On le sait depuis un moment maintenant, et la communication conjointe de Renault et Alpine nous accompagne dans cette perspective, le losange a décidé de caresser notre fibre nostalgique, et nous allons voir ressurgir d’un lointain passé des modèles que la plupart d’entre nous n’ont pas connus de leur vivant, parce que nous n’étions pas nés lorsqu’ils se trouvaient en concession. A vrai dire, on ne va pas se faire passer pour plus jeune qu’on n’est : j’ai connu la Renault 5, je me souviens très bien du Salon de l’Auto durant lequel j’ai découvert la Super 5. J’ai fait, gamin, un aller simple Angoulême – Paris à l’arrière de la Renault 5 TX de ma tante Simone, très fière à l’époque de posséder sa propre voiture, tout à fait assortie au soin qu’elle mettait à sa tenue. Et cette TX était déjà la prémonition du succès que pourraient avoir les citadines chic, avec sa sellerie bourgeoise, ses jantes alliage, son spoiler un poil plus près du sol, sa couleur brun métallisé. J’ai conduit une Renault 5 TL, dont la quatrième et ultime vitesse sautait dans les longues courbes à droite. J’ai connu l’avènement de la Clio, puis l’arrivée sur Terre de la Twingo, qui firent oublier les trouvailles de l’ancêtre, en particulier ses boucliers qui lui permettaient d’affronter sans peur les mésaventures urbaines. Soudain, l’automobile offrait à son conducteur le droit à l’erreur.

Give me 5

La 5 avait une personnalité singulière pour une voiture. Elle était mieux que sympathique : elle était sympa. Elle avait une bouille simple, évidente, des phares comme des yeux, un bouclier qui mimait une bouche souriante. Tout, en elle, était immédiat et stylé à la fois, comme un visage naturellement avenant, une silhouette qui invite à la rencontrer, un être dont on sait à l’avance qu’on va passer du bon temps en sa compagnie. La Renault 5 apparaissait dans le paysage comme un ami s’annonce dans la vie. C’est ce capital que Renault souhaite réinvestir pour remplacer celle qui lui aura permis d’investir on ne peut plus sérieusement l’univers des voitures électriques : la Zoé. Et si celle-ci aura donné satisfaction à ceux qui l’auront achetée, la 5 aura pour but d’amener à ce genre de modèle ceux qui ne voyaient pas en Zoé une véritable voiture, susceptible d’affronter voies rapides et autoroutes, cantonnant ce modèle pas si petit que ça aux villes et à leur périphérie.

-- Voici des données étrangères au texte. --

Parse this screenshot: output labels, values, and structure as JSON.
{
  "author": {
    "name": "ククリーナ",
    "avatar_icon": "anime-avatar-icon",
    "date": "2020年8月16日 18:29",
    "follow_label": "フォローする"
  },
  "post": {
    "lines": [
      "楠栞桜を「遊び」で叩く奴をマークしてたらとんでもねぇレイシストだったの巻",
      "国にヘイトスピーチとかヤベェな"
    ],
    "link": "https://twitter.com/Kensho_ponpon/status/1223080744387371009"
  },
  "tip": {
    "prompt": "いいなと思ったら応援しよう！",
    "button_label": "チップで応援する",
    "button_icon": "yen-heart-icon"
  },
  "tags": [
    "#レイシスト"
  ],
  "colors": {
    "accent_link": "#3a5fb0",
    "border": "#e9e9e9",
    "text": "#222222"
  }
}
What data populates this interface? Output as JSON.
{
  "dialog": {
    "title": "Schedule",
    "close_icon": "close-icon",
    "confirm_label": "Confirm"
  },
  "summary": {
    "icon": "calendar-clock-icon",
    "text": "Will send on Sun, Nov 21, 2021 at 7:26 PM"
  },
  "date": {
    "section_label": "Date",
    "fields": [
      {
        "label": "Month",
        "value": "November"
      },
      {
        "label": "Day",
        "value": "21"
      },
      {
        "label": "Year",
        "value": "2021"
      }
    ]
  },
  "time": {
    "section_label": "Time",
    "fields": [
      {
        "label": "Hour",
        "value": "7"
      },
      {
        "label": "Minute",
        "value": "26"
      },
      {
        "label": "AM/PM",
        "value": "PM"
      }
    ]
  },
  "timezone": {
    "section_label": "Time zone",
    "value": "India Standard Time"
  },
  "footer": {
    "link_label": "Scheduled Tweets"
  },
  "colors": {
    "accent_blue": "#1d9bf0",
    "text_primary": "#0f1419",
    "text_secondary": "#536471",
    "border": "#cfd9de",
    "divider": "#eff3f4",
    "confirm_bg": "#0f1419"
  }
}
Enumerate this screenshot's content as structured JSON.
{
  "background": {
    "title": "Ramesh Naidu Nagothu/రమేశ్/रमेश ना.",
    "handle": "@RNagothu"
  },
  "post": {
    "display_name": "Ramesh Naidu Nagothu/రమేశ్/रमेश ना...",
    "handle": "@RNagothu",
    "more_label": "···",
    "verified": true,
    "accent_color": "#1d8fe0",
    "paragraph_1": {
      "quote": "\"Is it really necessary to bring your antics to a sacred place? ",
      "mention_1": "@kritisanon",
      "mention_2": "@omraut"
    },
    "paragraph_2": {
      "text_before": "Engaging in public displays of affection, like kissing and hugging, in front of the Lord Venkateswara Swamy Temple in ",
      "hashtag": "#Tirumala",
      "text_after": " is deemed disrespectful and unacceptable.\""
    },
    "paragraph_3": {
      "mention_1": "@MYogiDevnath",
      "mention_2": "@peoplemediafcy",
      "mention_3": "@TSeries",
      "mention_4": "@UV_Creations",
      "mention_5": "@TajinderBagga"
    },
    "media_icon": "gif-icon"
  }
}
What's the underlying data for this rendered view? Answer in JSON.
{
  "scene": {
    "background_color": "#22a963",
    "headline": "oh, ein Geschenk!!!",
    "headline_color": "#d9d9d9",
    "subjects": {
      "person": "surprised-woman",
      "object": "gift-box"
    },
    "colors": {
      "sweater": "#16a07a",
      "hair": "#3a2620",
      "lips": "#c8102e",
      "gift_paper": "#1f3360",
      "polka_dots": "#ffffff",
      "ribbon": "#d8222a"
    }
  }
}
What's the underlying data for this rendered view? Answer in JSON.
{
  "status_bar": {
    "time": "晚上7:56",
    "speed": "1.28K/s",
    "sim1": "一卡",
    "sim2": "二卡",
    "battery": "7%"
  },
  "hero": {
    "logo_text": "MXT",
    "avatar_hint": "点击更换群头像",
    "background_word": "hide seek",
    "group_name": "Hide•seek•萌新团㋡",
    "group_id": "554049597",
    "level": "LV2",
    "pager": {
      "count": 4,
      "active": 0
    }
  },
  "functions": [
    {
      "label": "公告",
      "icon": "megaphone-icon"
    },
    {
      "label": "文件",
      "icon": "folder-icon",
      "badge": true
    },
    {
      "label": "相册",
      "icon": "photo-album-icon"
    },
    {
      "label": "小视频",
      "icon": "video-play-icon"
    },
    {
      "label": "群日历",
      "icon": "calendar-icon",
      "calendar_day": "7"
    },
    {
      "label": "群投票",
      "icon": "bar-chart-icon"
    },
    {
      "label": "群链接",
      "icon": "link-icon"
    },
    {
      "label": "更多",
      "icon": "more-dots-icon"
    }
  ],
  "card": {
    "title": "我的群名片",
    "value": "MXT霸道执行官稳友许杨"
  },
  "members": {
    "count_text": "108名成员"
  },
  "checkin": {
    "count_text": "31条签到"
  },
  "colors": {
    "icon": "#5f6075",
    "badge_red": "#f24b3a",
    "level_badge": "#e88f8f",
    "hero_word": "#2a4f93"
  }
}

La 5 a donc pour ambition d’être moins chère à produire que la Zoé, tout en offrant une impression générale plus rassurante, comme si elle était une vraie bagnole (ce que la Zoé était, en fait, sans être perçue comme telle). Le mieux pour cela, c’est d’adopter une forme déjà reconnue comme celle d’une authentique automobile. Et puisque la Zoé a affiché un physique un peu trop frêle pour ressembler pour de bon à une vraie voiture, autant capitaliser sur une forme qui, elle, a montré de quel bois elle pouvait se chauffer. La R5 coche toutes ces cases : elle bénéficie d’un capital sympathie on ne peut plus élevé, et en elle coulent les sangs mêlés de la simplicité populaire, et de la compétition sous toutes ses formes : la forme civile avec la déclinaison Alpine, puis Alpine Turbo dédiées à la route, et la forme de compet’, avec la R5 Turbo tout d’abord, puis carrément la R5 Maxi Turbo qui, bien qu’étudiées à Dieppe, ne furent pas identifiées à Alpine, mais à Renault Sport.

Vive le sport sur la 5

Le concept A290 β a pour objectif de synthétiser toutes les déclinaisons sportives de l’ancêtre 5 sous une seule et même forme, placée cette fois ci, résolument, sous la bannière Alpine ; et d’offrir par la même occasion à la silhouette de la future Renault 5, quel que soit le nom qui lui sera finalement donné, cette stature qu’offrent les déclinaisons sportives à toute la gamme qu’elles chapeautent : parce que l’A290 existera, quand bien même on la verra davantage en fond d’écran que sur nos routes, on percevra visuellement une paisible Renault 5 comme une voiture potentiellement dynamique, et on verra en elle un engin dont la carrure excèdera la largeur réelle de ses épaules. Voir, c’est se former une image intérieure de la chose qui est devant nous. Entre l’image sur la rétine et ce qu’on voit « dans notre tête » peuvent s’interposer d’innombrables filtres qui font que l’objet qu’on visualise n’est pas nécessairement conforme à celui qui est devant nos yeux. A290 existe pour être l’un de ces filtres.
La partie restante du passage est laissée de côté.